After years of waging the legislative equivalent of guerrilla warfare against offshore oil drilling, members of California's congressional delegation Tuesday opened discussions with the Administration in an effort to win a permanent exemption for the state from future drilling plans.
The meeting marks a temporary truce between the two forces, reflecting the drilling opponents' hopes that President Bush might agree to a negotiated settlement.
But the collegial mood of the session was marked by lingering hostility as the anti-drilling forces sternly warned that they will resume their fight unless the President acquiesces to their demands.
"I think I can express my recommendation in two words," Rep. Barbara Boxer (D-Greenbrae) told the White House task force. "Forget it."
The task force, headed by Interior Secretary Manuel Lujan Jr., was appointed early this year by President Bush to review the pro-drilling course established by the Ronald Reagan Administration and to consider the environmental concerns raised by critics of that policy.
Because its members represent federal agencies that favored Reagan's plans, critics have charged that the panel is predisposed to submit a pro-drilling recommendation.
Lujan sought in the hourlong meeting Tuesday to dispel such fears, assuring the congressional group that the panel had not been instructed "as to how we should come out."
"We can rule 'no drilling' or we can rule 'drill every square inch,' " Lujan said.
Most of the delegation joined in a chorus of praise for the Bush Administration's willingness to take a fresh look at the dispute, in which California congressmen repeatedly have resorted to behind-the-scenes parliamentary tactics to block offshore drilling plans.
But some made clear their continuing skepticism about the task force's intentions, and urged the panel to reject the outlook of the last administration.
"If you don't come into this room--and to Congress, and to the country--with a commitment to change in how you approach these issues," warned Rep. Leon E. Panetta (D-Carmel Valley), "then you're not going to get anywhere."
"It is the impression of many of us that what is proceeding is a rearranging of the deck chairs on the Titanic. That simply will not do," said Rep. Tom Lantos (D-San Mateo).
Meanwhile Tuesday, the Mendocino County Board of Supervisors sounded a similar note of criticism, voting 5 to 0 to discourage the task force from conducting a planned public meeting in Eureka on offshore drilling.
A resolution approved by the board dismissed the session as a "public relations ploy," noting that the Interior Department--which provides staff members for the task force--has made clear its support of offshore oil development.
Interior Department spokesman Steve Goldstein said the panel will seek another venue for its Northern California session.
The "workshops"--scheduled also for San Diego, Los Angeles, Santa Barbara and Sacramento--are designed, like the Capitol Hill session, to signal the drilling task force's commitment to open discussion of the issue.
In addition to the Interior Department, the drilling task force is composed of representatives from the departments of Interior and Energy, the Environmental Protection Agency, the Office of Management and Budget and the National Oceanic and Atmospheric Administration. The National Academy of Sciences is to provide scientific research.

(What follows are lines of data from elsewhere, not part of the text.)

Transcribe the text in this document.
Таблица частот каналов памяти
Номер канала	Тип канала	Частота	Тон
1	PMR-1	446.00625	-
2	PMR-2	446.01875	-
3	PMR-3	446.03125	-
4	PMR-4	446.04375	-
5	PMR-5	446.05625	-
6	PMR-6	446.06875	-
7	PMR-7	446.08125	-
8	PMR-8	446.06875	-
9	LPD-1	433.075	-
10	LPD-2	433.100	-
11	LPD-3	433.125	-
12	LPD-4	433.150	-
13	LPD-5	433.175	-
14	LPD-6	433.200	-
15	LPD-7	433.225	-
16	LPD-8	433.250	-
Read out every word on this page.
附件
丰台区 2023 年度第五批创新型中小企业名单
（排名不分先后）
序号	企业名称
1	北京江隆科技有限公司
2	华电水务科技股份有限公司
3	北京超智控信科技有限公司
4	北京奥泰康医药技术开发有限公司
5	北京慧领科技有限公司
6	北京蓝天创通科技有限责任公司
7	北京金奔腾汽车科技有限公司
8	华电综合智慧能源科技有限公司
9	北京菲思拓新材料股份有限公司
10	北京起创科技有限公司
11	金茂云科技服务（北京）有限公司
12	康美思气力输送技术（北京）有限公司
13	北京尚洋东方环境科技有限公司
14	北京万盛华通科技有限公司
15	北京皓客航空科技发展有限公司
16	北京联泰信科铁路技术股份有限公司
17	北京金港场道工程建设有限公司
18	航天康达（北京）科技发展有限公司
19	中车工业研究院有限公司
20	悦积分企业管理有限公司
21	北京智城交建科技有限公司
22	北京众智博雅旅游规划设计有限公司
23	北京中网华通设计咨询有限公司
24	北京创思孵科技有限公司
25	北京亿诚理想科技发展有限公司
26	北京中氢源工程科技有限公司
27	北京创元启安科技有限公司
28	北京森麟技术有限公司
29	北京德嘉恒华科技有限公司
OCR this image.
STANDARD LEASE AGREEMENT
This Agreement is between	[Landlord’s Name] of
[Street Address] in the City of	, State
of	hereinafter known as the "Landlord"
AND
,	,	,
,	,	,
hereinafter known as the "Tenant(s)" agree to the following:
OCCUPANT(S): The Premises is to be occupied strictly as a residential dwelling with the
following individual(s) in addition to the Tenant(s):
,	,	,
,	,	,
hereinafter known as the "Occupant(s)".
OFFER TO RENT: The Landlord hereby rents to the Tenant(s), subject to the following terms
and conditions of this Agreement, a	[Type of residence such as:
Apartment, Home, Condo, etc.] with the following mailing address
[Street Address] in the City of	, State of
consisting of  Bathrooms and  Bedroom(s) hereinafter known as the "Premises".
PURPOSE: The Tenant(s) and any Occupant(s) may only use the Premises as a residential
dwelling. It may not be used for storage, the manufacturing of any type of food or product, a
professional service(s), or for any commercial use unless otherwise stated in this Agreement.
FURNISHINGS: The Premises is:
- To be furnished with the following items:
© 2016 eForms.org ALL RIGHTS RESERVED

The panel's mandate is to consider plans for drilling off Northern and Southern California and in another region off Florida's Gulf Coast, and excludes Lease Sale 119 off the Central California coast. Lujan said Tuesday, however, that he expects the task force findings to be "applicable to the other areas."
While hailing the task force's open approach, Panetta and others predicted that the panel would be confronted by Californians' deep concerns about the environmental sensitivity of the state's coastline.
"You will hear in emphatic terms about the need that Californians feel for protection that will be adequate," said Republican Sen. Pete Wilson.
Some Support Drilling
A small minority of the delegation sounded markedly different views, voicing emphatic support for continued offshore drilling.
"This nation is moving back toward a dependence on foreign oil," warned Rep. William E. Dannemeyer (R-Fullerton), who challenged drilling opponents to put the matter to a full vote of the House of Representatives.
Another drilling advocate, Rep. Dana Rohrabacher (R-Lomita), warned the Administration against being swayed by anti-oil sentiment provoked by the recent oil spill in Alaska's Prince William Sound.
"A coalition of irresponsible environmentalists and local property owners are effectively blocking this valuable energy source for America," he said.